The EADS entry that had been under consideration shared key design elements with the company's existing A330 Multi Role Tanker Transport.

EADS took the high road today in its public statements--though offered a velvety promise that it will be there for the Air Force, should the actual building of all those tankers prove to be too much for rival Boeing.

"While we are obviously disappointed that our men and women in uniform are not getting the most capable tanker available, we will not take any action that could further delay the already overdue replacement of the Air Force's aging tanker fleet," said EADS North America Chairman Ralph D. Crosby Jr. in a statement today.

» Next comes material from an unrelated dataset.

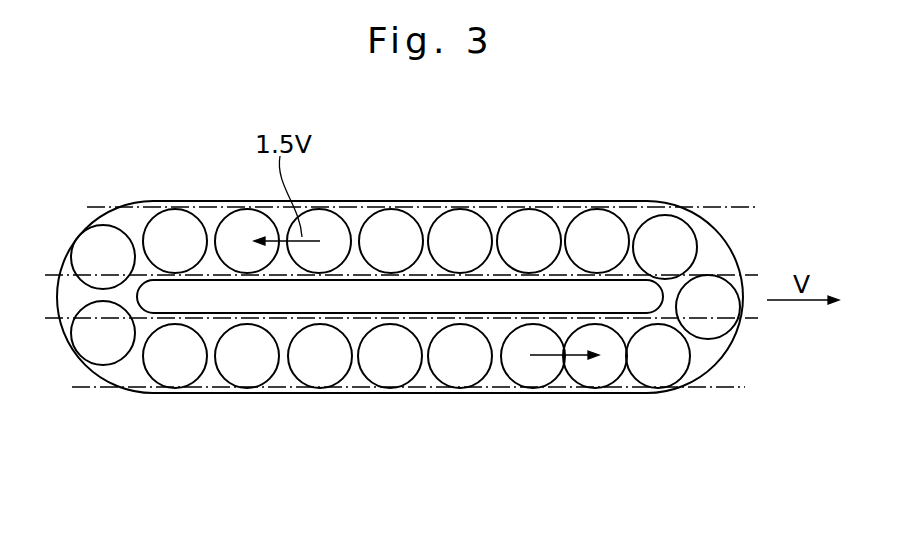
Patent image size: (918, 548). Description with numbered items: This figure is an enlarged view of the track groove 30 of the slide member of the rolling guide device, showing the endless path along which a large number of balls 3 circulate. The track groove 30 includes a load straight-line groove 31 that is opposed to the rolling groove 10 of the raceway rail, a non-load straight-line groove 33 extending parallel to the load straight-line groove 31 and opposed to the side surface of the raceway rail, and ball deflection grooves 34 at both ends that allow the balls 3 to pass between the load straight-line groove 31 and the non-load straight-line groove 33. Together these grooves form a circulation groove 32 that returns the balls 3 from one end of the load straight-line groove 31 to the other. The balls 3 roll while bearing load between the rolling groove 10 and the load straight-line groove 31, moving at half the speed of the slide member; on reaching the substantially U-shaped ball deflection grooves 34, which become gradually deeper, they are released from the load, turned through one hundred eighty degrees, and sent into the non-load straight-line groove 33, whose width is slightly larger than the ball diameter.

"Much is promised by our competitor, whom we congratulate," Crosby continued. "However, should they fail to deliver, we stand ready to step in with a proven and operating tanker."

But the Pentagon's decision had to be especially galling for EADS, considering that it had actually won the contract in February 2008. That decision was voided when the U.S. Government Accountability Office ruled that Boeing had been treated unfairly in the procurement process. The contest dates back even further. In 2003, Boeing had been the original recipient of the tanker contract, but that deal fell through "due to illegal acts that had involved some Boeing and Pentagon officials," the Defense Department acknowledged last week.

In recent months, the renewed competition saw a relentless PR effort by Boeing that hammered on the theme of supporting jobs in the U.S.--a total of 50,000 in 40 states, the company proclaims--while playing up the "European" aspect of EADS' full name, the European Aeronautic Defence and Space Company. For its part, EADS and its North American unit had pledged to assemble its tanker in Alabama, to the tune of 48,000 American jobs.

Boeing also outspent EADS in the lobbying game by a significant margin, according to the Center for Responsive Politics. In 2010, it shelled out $17.8 million overall (the figures don't get broken down to specific defense projects), compared with just $3.2 million for EADS.

Among the selling points of the winning aircraft itself, Boeing cites a "modern, digital flight deck" that's based on the electronic displays in its new 787 Dreamliner--a commercial aircraft that has endured a long skein of delays and won't reach its first customer until the third quarter of this year, under the latest schedule. It also incorporates a fly-by-wire (that is, electronic) control system, though Boeing qualifies that by saying it's based on "a flight control design philosophy that places aircrews in command rather than allowing computer software to limit combat maneuverability."